INT. STRETCHER BAY – LOWER WARD – LATER

They sit on a stretcher in a shadowy ward.

DR. SACY (quietly)
I cannot be seen meeting a Jew. Especially not one dressed like PKK. But for Souheil? I make time.

SEBASTIAN
I’m grateful. I don’t have a request. Just a story. Maybe an offer.

DR. SACY (grim smile)
This is the Middle East. Time is elastic. Offers come wrapped in tea.
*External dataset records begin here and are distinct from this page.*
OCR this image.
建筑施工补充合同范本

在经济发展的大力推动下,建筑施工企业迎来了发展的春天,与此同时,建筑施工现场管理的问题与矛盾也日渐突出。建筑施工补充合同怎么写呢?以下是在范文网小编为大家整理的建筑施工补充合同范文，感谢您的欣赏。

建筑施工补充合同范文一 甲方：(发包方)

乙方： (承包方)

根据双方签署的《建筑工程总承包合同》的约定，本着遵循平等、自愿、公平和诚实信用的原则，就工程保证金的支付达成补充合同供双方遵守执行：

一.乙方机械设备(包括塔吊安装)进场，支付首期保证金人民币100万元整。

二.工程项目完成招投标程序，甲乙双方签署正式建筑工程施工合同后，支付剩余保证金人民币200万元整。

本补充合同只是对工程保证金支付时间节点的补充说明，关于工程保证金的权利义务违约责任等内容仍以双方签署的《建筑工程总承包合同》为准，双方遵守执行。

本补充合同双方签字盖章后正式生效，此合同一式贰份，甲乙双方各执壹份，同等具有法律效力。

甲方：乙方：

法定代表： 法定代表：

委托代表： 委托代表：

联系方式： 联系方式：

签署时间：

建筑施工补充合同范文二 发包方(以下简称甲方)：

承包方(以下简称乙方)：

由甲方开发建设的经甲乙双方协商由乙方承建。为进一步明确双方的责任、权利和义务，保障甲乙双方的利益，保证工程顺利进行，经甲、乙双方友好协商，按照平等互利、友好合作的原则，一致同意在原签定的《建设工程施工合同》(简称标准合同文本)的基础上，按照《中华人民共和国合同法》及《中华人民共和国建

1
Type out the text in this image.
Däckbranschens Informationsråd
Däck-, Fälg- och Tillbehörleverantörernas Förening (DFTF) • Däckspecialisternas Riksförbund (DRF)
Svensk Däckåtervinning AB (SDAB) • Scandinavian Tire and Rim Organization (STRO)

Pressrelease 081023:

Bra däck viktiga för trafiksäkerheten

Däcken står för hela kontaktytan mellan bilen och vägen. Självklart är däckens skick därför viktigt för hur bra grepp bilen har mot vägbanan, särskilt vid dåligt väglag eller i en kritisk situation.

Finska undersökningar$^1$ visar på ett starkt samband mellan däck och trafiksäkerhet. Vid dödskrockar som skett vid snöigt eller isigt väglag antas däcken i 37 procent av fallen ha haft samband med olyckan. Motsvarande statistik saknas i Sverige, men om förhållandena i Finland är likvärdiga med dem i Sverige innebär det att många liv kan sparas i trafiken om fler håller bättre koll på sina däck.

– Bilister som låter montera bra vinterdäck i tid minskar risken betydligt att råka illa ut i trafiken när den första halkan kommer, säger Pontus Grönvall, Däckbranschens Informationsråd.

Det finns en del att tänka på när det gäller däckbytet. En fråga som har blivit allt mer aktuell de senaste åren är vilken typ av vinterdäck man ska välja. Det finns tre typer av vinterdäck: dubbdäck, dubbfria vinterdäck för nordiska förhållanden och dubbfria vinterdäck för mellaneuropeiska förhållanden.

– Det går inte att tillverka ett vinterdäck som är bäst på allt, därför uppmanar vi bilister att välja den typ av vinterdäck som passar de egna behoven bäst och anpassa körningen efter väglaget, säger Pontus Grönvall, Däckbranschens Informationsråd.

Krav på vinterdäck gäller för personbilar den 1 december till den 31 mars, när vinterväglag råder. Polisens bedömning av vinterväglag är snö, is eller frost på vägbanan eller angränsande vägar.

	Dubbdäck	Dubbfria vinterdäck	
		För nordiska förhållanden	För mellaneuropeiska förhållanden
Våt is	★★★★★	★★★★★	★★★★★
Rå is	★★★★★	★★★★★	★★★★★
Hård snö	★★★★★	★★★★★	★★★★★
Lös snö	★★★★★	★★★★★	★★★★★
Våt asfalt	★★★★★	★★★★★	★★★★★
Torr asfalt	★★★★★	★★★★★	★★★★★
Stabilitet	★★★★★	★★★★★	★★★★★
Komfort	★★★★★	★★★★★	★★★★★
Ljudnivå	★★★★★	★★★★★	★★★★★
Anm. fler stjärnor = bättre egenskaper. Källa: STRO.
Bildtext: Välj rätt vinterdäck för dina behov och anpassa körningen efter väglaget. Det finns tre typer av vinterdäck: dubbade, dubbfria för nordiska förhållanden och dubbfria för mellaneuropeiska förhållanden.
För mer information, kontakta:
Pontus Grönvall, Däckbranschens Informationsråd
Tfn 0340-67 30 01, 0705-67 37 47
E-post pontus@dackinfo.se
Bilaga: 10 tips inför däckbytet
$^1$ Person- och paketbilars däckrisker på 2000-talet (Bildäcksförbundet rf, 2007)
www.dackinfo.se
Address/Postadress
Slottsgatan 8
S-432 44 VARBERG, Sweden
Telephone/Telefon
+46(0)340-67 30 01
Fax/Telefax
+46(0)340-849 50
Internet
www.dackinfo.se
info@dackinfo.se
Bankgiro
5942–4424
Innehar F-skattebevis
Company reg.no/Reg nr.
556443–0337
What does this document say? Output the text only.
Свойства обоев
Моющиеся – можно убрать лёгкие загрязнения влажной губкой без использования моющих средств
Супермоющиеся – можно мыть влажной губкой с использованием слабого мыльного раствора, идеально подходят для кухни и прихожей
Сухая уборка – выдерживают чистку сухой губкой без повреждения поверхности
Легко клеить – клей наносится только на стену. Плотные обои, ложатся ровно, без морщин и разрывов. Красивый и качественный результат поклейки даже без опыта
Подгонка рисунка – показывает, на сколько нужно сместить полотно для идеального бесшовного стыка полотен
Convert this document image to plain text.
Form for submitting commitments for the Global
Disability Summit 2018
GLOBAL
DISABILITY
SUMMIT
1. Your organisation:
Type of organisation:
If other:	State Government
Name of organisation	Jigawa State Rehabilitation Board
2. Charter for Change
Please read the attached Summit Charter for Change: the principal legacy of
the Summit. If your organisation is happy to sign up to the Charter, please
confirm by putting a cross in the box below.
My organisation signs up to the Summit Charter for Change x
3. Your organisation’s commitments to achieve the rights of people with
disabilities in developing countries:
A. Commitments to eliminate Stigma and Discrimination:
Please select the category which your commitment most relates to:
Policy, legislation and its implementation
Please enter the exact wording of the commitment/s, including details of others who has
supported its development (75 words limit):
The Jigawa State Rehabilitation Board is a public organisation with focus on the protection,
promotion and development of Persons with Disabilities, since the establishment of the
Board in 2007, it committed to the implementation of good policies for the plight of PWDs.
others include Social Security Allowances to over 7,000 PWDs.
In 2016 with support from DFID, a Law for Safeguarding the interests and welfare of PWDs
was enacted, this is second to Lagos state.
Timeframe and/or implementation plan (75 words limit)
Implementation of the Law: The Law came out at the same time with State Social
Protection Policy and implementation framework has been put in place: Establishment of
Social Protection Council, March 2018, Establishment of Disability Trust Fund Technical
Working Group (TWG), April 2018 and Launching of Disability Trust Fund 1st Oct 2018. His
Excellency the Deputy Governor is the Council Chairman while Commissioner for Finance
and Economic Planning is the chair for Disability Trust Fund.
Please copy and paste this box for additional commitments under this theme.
He swipes through photos: newborns dumped in trash bags.

DR. SACY (CONT’D)
Prostitutes trafficked here from Moldova, Kenya, Philippines. Artist visas. Pregnant. Abandoned. We find babies in dumpsters. Sometimes dismembered.

(pause)
You see? Not tourism. Something else brought you.

SEBASTIAN
I’m part of a movement in New York. 1,800 EMS. We trained all of Haiti’s EMS post-quake. Trained Kurds and Arabs in field trauma care during the Daesh wars. I think we can tell your story. Maybe rally support.

DR. SACY
Nice. Noble. But this is Lebanon. Not Haiti. Here, services are sectarian. Red Cross is Christian. Hezbollah has its own ambulances. Palestinians their own. Sunni charities. Druze volunteers.

SEBASTIAN
What if we supported an inter-confessional EMT Academy hosted here? Volunteers from each sect, trained side by side. Except the Jews. You don’t have any of those left.

DR. SACY (smirks)
If you find a Jewish EMT, I’ll give him tea and a stretcher.

(beat)
Your proposal is utopian. But maybe… maybe. Send me materials. Let’s talk again. Bring tea next time.

SEBASTIAN
Thank you, Doctor. For your time. For the truth.

DR. SACY
Old Druze saying — “if a Jew falls from the sky, at least hear his offer before you deny it.”

SEBASTIAN
You just made that up.

DR. SACY (grinning)
I most certainly did.

TEXT ON SCREEN:

That was the last time they ever saw each other alive.


EXT. HOTEL – NIGHT

Sebastian walks into the dim lobby. Across the street, a SYRIAN MECHANIC makes a call. Two CLEANERS enter a car. Lights out.

NARRATOR (V.O.)
The reason you introduce people hunting into a failed state is because you can.

MONTAGE:

  • CCTV of girls lured into limos at dawn.
  • Nightclubs in Jounieh. Girls in chains backstage.
  • Blood trails behind a shuttered “massage parlor.”

NARRATOR (V.O.)
The state should be a predator, but a predictable one.
This—this is feral entropy.
In Lebanon, every virtue is a mask for vice.
And every border is made of bone.

FLASHES:

  • Casino du Liban, flooded with Saudis.
  • Irish UNIFIL troops, eyes averted.
  • A Hezbollah funeral procession. Missiles overhead.

NARRATOR (V.O.)
You can dress soldiers like peacekeepers, but they act like soldiers.
People hunting isn’t new.
Might be the oldest sport in the world.


FADE TO BLACK.

TEXT ON SCREEN:
“Based on actual conversations and credible rumors.”